Data collection details

The Cluster Insight service runs on the Kubernetes master node, and accesses the Docker daemons on all of the minion nodes via port 4243 on each minion node. In addition, it listens for external HTTP requests to its REST endpoint on port 5555 of the master node, as shown in the figure below:

alt text

REST API

These are the APIs that clients of Cluster Insight can use to get the context graph snapshot, and raw resource-specific metadata:

  • /cluster - returns a context graph snapshot, with a timestamp. The context graph is a JSON document consisting of “resources” and “relation” keys. The format of this JSON document is described later.
  • /cluster/resources/TYPE - returns the raw metadata for cluster resources of type TYPE, where TYPE must be one of {Node, Pod, Service, ReplicationController, Container, Image, Process}.
  • /debug - returns a rendering of the context graph in DOT format for debugging purposes.
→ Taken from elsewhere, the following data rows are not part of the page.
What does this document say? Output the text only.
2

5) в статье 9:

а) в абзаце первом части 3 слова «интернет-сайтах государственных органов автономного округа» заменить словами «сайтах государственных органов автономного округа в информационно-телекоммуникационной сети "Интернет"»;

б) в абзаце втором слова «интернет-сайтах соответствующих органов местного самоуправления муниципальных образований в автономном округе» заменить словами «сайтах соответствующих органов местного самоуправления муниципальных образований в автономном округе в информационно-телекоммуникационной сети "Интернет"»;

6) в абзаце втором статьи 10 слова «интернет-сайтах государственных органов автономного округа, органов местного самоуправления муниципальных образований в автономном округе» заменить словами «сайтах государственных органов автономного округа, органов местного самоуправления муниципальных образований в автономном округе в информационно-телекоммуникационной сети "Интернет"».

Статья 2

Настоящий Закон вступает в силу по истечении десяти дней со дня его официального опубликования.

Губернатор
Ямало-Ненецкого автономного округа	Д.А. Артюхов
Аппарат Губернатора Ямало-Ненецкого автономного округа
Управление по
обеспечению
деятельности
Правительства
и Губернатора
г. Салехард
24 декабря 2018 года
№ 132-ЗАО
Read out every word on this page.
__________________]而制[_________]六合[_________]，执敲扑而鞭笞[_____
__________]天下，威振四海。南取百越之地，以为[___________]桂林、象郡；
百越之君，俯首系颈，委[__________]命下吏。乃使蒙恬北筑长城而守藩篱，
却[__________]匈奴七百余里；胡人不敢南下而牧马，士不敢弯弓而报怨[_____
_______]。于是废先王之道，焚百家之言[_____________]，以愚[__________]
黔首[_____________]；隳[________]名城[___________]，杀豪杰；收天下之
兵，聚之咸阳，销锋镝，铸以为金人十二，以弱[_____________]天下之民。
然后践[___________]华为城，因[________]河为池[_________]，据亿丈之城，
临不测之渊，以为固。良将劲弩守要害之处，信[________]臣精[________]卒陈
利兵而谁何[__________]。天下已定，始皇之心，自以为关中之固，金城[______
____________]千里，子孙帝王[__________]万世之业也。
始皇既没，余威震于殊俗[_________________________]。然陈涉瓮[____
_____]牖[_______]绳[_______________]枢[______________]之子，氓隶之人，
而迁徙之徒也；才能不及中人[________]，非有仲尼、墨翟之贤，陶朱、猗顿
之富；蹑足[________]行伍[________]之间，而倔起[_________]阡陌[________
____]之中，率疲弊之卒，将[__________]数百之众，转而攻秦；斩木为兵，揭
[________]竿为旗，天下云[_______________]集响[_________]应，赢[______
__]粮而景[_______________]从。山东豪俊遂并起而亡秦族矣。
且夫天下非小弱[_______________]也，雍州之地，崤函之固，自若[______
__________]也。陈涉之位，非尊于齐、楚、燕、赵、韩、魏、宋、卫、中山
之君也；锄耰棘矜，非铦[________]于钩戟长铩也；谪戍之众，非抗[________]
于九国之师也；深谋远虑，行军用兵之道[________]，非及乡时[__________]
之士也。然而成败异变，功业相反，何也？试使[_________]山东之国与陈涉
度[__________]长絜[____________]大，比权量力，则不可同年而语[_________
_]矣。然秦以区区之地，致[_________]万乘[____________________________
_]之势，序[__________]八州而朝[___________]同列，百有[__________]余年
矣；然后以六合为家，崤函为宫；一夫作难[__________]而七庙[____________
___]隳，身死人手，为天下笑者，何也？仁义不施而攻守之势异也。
In order to minimize monitoring overhead on the Kubernetes cluster, the context graph is computed from cached metadata about the cluster resources. The cache is internal to the Cluster Insight service, and its update frequency is fixed in this release. In a future release, the cache will update automatically in response to Kubernetes API events, ensuring that the resource data is always up to date. The context graph is computed on demand using the resource metadata from the cache.

Context graph format

The context graph is a JSON document with the following format:

{
  "timestamp": SNAPSHOT-TIME,
  "resources" : [
    {
      "id" : RESOURCE-ID,
      "type" : RESOURCE-TYPE,
      "timestamp" : WHEN-OBSERVED,
      "properties" : RESOURCE-METADATA,
      "annotations" : {
        "label" : RESOURCE-LABEL
      }
    },
    ...
  ],
  "relations" : [
    {
      "type" : RELATION-TYPE,
      "timestamp" : WHEN-INFERRED,
      "source" : RESOURCE-ID,
      "target" : RESOURCE-ID,
      "annotations" : {
        "label" : RELATION-LABEL
      }
    },
    ...
  ]
}

The properties field is the observed runtime metadata for a resource that was collected from the Kubernetes master and the Docker daemons on its minion nodes. The annotations field contains key-value pairs inserted by the cluster-insight logic.

Each of the resources and relations has a timestamp field, indicating when it was observed or inferred respectively. The entire context graph has a separate timestamp indiciating when the graph was computed from the resource metadata.